Kathryn Langridge from Jupiter Asset Management recently launched and runs a global emerging markets fund. She started out in the 1980s and recalls that being a female investor back then was not all plain sailing. Today women are legally granted maternity leave in many countries, but back when Langridge started out as an investor she found she had to use her holiday time to have her first child in September 1987. She had her baby in September 1987, while working for Jardine Matheson Group. Based in Hong Kong at the time, she was the first female to be hired by the company on the trading side. “There are a lot of extremely successful female fund managers and what is likely to mark out those women is that they have had to be more than usually determined throughout their lives,” Langridge told CNBC.com. Like Armstrong, Langridge said she has faced many obstacles that made it harder to balance maintaining her career and meeting the demands of her family.

When describing key investing skills, Langridge believes women should not cut themselves off from instinctive judgment. “I do place a high store on subjective elements,” she said. “The hair at the back of your neck does tell you a lot about companies — how they conduct themselves. Maybe that is a more feminine skill. I place a very high store on visiting company management.” “A lot of one’s job is not identifying the best companies, but avoiding the badly managed companies, and a lot of what you pick up at a company meeting does depend on some of these softer skills. That enables you to minimize some of the pitfalls in investing,” Langridge said.

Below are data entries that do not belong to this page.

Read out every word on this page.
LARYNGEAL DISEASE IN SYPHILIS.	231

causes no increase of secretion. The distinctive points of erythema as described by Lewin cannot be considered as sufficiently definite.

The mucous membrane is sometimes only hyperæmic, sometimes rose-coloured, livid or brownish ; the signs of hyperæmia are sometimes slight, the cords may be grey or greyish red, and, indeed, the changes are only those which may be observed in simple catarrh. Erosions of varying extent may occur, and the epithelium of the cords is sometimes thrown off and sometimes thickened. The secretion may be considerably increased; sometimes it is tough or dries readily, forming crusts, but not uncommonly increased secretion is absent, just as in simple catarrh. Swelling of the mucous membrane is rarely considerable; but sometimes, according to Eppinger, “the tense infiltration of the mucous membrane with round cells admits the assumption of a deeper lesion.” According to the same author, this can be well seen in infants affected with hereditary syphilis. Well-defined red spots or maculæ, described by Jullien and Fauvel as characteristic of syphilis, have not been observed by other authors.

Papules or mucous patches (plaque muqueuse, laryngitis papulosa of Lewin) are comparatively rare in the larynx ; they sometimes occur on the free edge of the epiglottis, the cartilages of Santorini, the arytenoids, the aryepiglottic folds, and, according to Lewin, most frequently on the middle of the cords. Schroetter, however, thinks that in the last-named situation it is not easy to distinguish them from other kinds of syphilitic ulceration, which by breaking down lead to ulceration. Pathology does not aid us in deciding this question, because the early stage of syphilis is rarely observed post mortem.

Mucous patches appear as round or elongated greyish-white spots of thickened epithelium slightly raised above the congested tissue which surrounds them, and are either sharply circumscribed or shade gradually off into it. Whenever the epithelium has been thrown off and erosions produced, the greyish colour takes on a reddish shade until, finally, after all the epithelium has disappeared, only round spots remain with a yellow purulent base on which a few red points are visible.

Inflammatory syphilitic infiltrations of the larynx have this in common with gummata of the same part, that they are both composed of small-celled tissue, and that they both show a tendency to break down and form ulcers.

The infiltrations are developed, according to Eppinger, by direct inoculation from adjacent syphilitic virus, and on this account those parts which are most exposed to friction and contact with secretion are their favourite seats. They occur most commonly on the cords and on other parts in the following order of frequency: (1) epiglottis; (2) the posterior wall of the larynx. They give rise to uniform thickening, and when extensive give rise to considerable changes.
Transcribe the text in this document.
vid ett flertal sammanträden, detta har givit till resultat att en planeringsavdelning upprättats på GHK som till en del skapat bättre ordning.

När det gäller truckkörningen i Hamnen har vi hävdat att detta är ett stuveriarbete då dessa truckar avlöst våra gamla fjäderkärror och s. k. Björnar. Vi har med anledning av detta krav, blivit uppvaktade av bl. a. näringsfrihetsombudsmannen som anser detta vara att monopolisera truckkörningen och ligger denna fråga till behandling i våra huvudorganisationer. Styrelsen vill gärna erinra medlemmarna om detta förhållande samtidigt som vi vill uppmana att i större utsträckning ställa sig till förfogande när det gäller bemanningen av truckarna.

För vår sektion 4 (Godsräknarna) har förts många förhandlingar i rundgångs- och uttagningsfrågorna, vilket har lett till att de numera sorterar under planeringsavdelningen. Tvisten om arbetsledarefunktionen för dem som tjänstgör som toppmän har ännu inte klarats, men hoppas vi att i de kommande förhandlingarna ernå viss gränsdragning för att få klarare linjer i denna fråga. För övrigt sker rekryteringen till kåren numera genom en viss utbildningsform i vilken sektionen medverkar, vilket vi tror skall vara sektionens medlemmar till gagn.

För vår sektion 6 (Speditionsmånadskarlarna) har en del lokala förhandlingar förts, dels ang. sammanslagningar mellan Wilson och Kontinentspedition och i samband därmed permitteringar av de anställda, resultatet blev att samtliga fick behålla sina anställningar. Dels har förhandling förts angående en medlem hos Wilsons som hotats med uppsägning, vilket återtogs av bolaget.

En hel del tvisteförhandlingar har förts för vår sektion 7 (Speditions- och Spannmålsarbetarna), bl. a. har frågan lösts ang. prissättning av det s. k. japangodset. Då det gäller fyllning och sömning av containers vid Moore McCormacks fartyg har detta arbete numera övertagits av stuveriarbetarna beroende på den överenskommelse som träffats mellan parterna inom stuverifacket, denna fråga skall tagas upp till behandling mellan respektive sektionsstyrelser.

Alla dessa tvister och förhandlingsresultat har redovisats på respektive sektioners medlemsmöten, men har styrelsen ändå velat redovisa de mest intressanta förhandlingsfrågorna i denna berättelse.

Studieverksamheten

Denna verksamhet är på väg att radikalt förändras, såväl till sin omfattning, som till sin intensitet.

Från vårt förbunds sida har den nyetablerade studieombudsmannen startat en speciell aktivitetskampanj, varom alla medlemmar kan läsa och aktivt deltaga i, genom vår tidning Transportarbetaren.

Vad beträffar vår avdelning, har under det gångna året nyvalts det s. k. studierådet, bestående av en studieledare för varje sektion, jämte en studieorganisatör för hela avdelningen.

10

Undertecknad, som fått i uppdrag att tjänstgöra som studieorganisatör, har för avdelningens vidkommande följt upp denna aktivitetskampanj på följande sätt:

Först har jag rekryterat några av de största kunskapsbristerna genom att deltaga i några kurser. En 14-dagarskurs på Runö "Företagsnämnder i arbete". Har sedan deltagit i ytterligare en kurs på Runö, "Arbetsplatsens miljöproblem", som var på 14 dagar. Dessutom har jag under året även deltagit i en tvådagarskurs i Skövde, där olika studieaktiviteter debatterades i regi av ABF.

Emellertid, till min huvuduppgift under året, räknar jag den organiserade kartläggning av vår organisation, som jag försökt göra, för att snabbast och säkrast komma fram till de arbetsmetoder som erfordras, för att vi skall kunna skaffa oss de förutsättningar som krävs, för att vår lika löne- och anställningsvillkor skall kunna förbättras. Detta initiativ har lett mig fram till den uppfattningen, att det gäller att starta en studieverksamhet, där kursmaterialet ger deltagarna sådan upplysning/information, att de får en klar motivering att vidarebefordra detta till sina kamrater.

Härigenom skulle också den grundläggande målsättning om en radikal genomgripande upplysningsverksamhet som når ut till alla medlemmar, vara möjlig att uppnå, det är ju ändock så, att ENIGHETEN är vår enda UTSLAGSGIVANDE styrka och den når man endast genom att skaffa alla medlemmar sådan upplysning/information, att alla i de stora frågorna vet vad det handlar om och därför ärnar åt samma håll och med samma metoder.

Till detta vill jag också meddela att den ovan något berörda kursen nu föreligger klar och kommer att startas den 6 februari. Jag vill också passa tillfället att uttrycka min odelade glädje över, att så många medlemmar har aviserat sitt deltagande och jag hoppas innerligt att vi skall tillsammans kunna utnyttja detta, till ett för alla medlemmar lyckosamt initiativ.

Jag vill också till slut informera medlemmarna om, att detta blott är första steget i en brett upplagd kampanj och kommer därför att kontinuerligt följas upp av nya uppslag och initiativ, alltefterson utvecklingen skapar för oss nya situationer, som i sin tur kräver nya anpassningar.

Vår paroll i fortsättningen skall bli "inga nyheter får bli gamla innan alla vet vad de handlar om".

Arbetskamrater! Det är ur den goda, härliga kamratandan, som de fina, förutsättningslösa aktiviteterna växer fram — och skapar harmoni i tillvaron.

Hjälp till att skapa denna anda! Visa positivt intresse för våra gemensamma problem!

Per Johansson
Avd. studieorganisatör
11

When it comes to taking risks, women are more careful. “A very large part of my job is avoiding pitfalls and danger... estimating risks. I tend to run relatively diversified portfolios. One interpretation of risk is how you structure a portfolio to minimize risk. There are different approaches... some men may have a more concentrated portfolio with much larger stocks than I would be comfortable with,” adds Langridge. Langridge does not believe it is possible to invest in a company simply by looking at the numbers. “Actually understanding how management (thinks) and how they behave, observing their conduct over time that you can’t measure. These are more behavioral skills. Those skills are very important,” she said.

Thirty years later, there are very few women who are still engaged at a senior level, Langridge said. Both Armstrong and Langridge have witnessed a high fall-out rate among their peers because of the obstacles in their way. Armstrong recalled: “I am aware of an institution that had five female portfolio managers at one point. Shortly afterwards, there were none. It would be nice to have more women on boards, more female fund managers.”